Episode #700: Revolution
First Broadcast: 5/18/15
Repeated: 6/22/15; 10/5/15; 3/14/16; 11/28/16; 5/1/17
We started this program way back in January, 1994. Seven hundred episodes later, we're still here! How did we commemorate the occasion? By going back into the street to find out what's the biggest change New Yorkers have seen within the last 20 years! Some answers might surprise you, and some might not, but we think they're all interesting. Tune in and see for yourself!

Episode #701: Low Rent Guests
First Broadcast: 5/25/15
This week, after some brief speculation about the so-called "mile-high club," we salute David Letterman's retirement from television after 33 years of late night talk shows across two different networks. Unlike the anarchy provided by Tom Snyder's guests amidst his befuddlement on The Tomorrow Show, Letterman provided anarchy by confronting the world around him with his unique sarcastic eye. Almost every late night show on the air today displays some of Dave's influence, and we thank him for that. I wonder if Free New York will last just as long?

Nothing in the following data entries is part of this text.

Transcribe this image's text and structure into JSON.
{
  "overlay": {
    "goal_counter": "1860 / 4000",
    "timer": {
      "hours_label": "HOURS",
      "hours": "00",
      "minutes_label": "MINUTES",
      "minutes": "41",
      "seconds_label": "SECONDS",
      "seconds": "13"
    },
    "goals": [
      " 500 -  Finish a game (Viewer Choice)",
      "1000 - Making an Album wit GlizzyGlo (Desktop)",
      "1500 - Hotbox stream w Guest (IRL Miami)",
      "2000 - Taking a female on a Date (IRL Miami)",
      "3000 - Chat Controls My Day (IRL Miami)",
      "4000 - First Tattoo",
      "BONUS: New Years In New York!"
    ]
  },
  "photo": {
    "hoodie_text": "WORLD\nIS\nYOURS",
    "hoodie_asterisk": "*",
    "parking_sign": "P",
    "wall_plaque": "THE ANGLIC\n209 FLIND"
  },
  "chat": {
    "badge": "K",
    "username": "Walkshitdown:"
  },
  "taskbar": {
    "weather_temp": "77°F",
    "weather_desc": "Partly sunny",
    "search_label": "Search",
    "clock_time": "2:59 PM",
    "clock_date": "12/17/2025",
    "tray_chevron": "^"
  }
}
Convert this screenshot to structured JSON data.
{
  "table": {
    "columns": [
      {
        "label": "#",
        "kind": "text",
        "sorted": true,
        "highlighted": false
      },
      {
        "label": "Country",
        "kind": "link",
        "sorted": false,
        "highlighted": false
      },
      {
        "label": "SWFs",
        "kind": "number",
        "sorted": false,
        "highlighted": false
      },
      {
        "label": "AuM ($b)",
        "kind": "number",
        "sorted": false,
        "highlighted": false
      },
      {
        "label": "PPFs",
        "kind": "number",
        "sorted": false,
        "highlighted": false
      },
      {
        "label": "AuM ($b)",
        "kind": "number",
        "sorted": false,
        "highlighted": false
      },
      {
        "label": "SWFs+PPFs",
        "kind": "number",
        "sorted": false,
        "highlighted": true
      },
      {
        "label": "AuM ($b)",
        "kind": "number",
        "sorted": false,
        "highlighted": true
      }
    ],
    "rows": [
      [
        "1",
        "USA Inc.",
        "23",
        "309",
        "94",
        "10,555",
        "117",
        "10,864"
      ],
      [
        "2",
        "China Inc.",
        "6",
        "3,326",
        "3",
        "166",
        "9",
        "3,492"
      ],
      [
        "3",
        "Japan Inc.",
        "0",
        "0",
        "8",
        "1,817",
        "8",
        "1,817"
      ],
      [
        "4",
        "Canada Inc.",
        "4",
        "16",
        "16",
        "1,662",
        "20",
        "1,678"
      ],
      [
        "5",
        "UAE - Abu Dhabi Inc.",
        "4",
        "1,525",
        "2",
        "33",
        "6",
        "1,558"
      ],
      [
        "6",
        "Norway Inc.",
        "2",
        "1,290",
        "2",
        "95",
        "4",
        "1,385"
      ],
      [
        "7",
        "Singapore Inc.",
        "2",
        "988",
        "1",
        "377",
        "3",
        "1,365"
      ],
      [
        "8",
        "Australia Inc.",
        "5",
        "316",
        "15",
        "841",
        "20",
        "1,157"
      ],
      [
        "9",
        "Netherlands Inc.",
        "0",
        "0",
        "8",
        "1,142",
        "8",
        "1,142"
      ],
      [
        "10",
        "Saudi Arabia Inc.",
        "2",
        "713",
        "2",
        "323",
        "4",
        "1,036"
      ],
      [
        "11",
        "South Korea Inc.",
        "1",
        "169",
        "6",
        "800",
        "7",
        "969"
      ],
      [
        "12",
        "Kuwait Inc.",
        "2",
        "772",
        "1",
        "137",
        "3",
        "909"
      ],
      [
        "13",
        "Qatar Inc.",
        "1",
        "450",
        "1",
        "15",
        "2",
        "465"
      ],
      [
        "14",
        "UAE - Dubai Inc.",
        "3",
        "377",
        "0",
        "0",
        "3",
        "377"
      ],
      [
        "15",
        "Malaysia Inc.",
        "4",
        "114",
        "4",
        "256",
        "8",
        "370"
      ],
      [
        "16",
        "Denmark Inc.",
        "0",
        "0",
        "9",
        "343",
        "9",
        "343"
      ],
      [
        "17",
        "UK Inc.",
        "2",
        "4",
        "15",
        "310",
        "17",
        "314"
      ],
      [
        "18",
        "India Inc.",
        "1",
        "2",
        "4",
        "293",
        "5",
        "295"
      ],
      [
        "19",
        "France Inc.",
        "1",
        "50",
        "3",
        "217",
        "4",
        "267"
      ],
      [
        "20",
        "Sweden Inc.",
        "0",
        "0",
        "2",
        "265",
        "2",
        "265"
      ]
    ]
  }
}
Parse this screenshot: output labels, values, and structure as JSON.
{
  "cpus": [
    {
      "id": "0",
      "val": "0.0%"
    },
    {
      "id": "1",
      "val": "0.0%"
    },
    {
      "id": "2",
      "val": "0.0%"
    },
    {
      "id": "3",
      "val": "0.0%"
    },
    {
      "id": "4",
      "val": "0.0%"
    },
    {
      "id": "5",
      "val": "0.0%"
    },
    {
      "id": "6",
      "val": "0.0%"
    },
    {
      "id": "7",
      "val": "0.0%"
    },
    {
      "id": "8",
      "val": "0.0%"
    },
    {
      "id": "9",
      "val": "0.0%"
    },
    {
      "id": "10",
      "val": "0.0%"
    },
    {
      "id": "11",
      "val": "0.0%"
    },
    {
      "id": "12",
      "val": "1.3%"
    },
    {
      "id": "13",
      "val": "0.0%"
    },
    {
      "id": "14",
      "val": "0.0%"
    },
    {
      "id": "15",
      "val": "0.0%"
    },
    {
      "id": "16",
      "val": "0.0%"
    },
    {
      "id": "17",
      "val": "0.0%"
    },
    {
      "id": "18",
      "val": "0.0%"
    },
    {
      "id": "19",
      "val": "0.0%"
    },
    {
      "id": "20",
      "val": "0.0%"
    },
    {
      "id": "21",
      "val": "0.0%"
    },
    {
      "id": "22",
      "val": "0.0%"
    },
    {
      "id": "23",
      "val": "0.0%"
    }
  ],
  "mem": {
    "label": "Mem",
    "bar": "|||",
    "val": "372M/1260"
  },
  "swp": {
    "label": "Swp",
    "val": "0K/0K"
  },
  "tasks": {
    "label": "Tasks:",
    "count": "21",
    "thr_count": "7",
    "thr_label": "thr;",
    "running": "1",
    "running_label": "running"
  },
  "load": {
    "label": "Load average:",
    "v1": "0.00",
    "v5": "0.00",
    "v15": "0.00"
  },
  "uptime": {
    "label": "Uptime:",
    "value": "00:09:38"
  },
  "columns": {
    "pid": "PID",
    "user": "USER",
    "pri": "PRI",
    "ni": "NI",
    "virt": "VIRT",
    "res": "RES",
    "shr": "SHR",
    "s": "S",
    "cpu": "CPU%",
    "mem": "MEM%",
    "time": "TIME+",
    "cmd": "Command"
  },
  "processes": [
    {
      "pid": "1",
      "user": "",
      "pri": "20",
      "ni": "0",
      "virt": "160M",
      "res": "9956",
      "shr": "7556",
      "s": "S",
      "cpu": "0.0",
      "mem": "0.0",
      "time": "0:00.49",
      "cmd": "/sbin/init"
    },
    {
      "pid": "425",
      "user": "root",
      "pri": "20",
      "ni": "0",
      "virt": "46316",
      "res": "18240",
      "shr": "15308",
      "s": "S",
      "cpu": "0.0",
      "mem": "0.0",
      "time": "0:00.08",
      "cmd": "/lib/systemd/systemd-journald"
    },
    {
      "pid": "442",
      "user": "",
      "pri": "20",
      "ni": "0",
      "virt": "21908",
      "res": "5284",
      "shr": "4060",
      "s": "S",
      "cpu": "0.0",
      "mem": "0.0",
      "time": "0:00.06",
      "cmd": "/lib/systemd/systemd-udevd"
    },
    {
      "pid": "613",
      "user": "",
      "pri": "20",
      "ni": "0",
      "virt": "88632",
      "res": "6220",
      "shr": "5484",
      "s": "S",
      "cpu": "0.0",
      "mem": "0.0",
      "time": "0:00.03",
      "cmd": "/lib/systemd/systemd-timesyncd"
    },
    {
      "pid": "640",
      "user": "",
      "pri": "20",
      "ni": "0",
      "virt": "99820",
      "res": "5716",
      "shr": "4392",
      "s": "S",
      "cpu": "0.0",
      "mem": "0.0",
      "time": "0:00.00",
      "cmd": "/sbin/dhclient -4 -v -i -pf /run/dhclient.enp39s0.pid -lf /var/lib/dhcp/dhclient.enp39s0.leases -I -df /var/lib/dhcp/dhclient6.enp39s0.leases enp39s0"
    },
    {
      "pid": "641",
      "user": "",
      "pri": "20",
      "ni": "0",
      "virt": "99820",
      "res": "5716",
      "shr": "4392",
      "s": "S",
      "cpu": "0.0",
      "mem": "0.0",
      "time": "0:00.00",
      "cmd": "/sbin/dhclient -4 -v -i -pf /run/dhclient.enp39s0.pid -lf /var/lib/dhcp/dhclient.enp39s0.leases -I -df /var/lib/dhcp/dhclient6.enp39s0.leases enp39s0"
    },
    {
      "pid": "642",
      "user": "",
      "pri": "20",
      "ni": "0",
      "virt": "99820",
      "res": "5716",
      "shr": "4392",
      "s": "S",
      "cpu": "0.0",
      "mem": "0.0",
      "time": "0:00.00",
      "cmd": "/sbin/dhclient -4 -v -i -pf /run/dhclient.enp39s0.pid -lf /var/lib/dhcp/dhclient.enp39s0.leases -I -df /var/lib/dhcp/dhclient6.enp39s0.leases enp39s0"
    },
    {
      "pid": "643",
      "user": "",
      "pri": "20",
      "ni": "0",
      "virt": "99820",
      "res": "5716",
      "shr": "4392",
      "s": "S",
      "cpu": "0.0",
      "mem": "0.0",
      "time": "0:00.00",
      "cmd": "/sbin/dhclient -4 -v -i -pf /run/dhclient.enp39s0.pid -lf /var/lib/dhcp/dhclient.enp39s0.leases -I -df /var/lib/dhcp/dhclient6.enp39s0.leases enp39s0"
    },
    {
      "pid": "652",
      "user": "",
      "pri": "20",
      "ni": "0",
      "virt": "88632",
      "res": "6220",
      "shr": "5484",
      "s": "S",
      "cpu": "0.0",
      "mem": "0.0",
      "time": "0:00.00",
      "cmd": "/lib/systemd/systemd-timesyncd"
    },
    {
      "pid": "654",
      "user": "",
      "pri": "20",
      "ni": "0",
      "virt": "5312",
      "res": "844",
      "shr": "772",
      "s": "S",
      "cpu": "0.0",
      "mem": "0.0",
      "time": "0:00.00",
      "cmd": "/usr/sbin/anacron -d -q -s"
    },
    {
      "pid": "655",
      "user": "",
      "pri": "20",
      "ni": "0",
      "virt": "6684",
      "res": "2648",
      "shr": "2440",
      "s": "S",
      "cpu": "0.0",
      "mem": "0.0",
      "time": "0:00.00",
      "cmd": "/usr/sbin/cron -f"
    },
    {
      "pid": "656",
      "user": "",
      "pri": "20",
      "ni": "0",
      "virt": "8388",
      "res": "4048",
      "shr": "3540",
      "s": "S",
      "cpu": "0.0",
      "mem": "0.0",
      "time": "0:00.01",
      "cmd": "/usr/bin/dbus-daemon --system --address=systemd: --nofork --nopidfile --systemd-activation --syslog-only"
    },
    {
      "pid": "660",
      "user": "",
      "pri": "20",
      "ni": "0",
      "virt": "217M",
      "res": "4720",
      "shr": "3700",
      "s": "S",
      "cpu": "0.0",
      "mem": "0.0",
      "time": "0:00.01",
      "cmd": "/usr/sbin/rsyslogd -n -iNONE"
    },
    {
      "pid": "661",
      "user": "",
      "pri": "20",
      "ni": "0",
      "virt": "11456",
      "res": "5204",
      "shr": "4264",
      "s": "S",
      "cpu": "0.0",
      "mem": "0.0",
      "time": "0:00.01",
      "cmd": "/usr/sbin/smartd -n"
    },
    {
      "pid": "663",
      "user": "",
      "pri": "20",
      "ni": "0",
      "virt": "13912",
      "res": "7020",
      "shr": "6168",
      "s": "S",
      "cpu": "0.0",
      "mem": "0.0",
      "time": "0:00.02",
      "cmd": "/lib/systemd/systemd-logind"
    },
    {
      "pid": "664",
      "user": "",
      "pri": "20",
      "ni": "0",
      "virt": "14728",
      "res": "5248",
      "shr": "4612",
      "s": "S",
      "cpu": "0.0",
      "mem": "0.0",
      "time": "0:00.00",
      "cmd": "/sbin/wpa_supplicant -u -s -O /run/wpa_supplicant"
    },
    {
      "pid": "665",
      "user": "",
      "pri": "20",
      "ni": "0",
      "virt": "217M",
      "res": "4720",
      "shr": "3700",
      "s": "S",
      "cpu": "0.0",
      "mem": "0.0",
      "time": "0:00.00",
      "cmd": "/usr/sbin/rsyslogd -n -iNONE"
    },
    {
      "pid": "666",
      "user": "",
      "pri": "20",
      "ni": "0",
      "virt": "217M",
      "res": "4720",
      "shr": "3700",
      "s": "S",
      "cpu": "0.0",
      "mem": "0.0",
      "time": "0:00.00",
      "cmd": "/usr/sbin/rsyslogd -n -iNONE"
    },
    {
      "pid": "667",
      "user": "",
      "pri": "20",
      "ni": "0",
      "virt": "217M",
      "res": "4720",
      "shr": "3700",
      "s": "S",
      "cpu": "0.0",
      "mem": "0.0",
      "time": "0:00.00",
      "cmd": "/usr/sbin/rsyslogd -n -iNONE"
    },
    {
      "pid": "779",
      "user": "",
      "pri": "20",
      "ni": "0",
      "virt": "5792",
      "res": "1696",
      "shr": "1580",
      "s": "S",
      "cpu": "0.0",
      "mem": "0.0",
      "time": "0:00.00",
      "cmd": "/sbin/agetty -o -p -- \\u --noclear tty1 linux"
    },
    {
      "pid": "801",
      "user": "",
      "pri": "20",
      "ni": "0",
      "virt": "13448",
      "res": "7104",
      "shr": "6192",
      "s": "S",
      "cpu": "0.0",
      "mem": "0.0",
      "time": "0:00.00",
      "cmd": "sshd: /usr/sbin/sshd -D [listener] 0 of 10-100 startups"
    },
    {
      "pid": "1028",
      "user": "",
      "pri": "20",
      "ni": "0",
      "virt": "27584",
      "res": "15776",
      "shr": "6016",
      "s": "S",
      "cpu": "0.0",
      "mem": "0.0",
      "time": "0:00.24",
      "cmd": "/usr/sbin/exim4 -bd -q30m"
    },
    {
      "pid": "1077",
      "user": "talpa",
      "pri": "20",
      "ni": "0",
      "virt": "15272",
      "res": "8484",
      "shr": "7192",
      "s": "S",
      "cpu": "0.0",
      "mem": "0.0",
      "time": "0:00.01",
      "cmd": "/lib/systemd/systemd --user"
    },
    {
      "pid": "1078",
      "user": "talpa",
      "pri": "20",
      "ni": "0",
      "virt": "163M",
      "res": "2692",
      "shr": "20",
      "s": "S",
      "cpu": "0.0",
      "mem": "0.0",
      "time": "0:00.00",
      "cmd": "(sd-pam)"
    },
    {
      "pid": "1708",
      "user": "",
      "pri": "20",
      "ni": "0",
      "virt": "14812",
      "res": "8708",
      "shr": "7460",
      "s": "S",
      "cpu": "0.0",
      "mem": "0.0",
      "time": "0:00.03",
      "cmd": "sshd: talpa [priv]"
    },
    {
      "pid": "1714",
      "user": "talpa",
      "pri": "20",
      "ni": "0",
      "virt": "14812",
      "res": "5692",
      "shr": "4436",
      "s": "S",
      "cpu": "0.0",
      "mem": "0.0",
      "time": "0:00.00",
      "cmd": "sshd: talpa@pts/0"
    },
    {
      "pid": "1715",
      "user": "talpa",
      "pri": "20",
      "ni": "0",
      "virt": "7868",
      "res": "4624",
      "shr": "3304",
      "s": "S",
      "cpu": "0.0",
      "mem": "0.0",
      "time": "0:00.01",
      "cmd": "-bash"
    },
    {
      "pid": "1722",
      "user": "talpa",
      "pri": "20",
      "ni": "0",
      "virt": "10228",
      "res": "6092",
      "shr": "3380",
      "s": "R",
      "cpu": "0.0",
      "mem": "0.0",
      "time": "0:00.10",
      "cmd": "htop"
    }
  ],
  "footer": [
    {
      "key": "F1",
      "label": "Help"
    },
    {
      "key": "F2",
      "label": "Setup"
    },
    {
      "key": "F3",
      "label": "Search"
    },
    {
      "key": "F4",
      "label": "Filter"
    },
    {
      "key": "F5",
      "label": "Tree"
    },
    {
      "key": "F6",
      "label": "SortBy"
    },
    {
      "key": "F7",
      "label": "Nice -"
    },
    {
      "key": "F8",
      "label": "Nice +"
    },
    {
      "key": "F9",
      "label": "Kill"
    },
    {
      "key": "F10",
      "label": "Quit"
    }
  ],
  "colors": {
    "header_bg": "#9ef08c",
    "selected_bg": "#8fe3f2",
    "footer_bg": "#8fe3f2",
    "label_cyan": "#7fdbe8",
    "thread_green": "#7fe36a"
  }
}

Episode #702: Starfish Regenerate
First Broadcast: 6/8/15
Repeated: 7/27/15
We jump all over the place in this episode, starting and finishing with Mad Max: Fury Road and its stunning editing and cinematography. In between, we mention Community, Starburns, Cinema Village, the old Hong Kong Film Festival, Police Story: Lockdown, what's-his-name from On Deadly Ground, and a bunch of other things that flit through our minds in the moment. What does it all mean? Tune in and find out! >br>

Episode #703: Emergency Detention
First Broadcast: 6/15/15
Repeated: 4/4/16
Tonight, we talk about Punishment Park, a little-known fiction film about the counter-culture of the 1960s & 1970s that makes Easy Rider look like Beach Blanket Bingo. To put it another way, the differences between Easy Rider and Punishment Park are analogous to the differences between "Imagine" and "Working Class Hero": they're both very good, but one features a much more unvarnished look at the world as it is than the other does. Perhaps the scariest thing about Punishment Park is that even though it's fiction, the law that inspired it (the McCarran Act), was very real, and many of the attitudes and incidents dramatized in the film had equally genuine real-life analogues. The "Punishment Park" itself in the film can be seen as a metaphor for many things that existed when the film was made in 1970, such as the draft for the Vietnam War; but the conflict between authority and resistance is so timeless than it can also easily work as a metaphor for many things today, such as the bail and plea-bargaining system that results in so many convictions for poor people who might otherwise be acquitted at trial; or the criminally negligent system that drove Kalief Browder to suicide after he spent three years in Riker's Island without charges, with most of that time in solitary confinement. The film has been suppressed for many years because people have been afraid that showing it would be too inflammatory; but wouldn't we all be better served by seeing a reflection of ourselves as we are, rather than running away from it and pleading ignorance? Anyway, I recommend you go watch it. You might be disturbed by it, but you certainly won't be disappointed.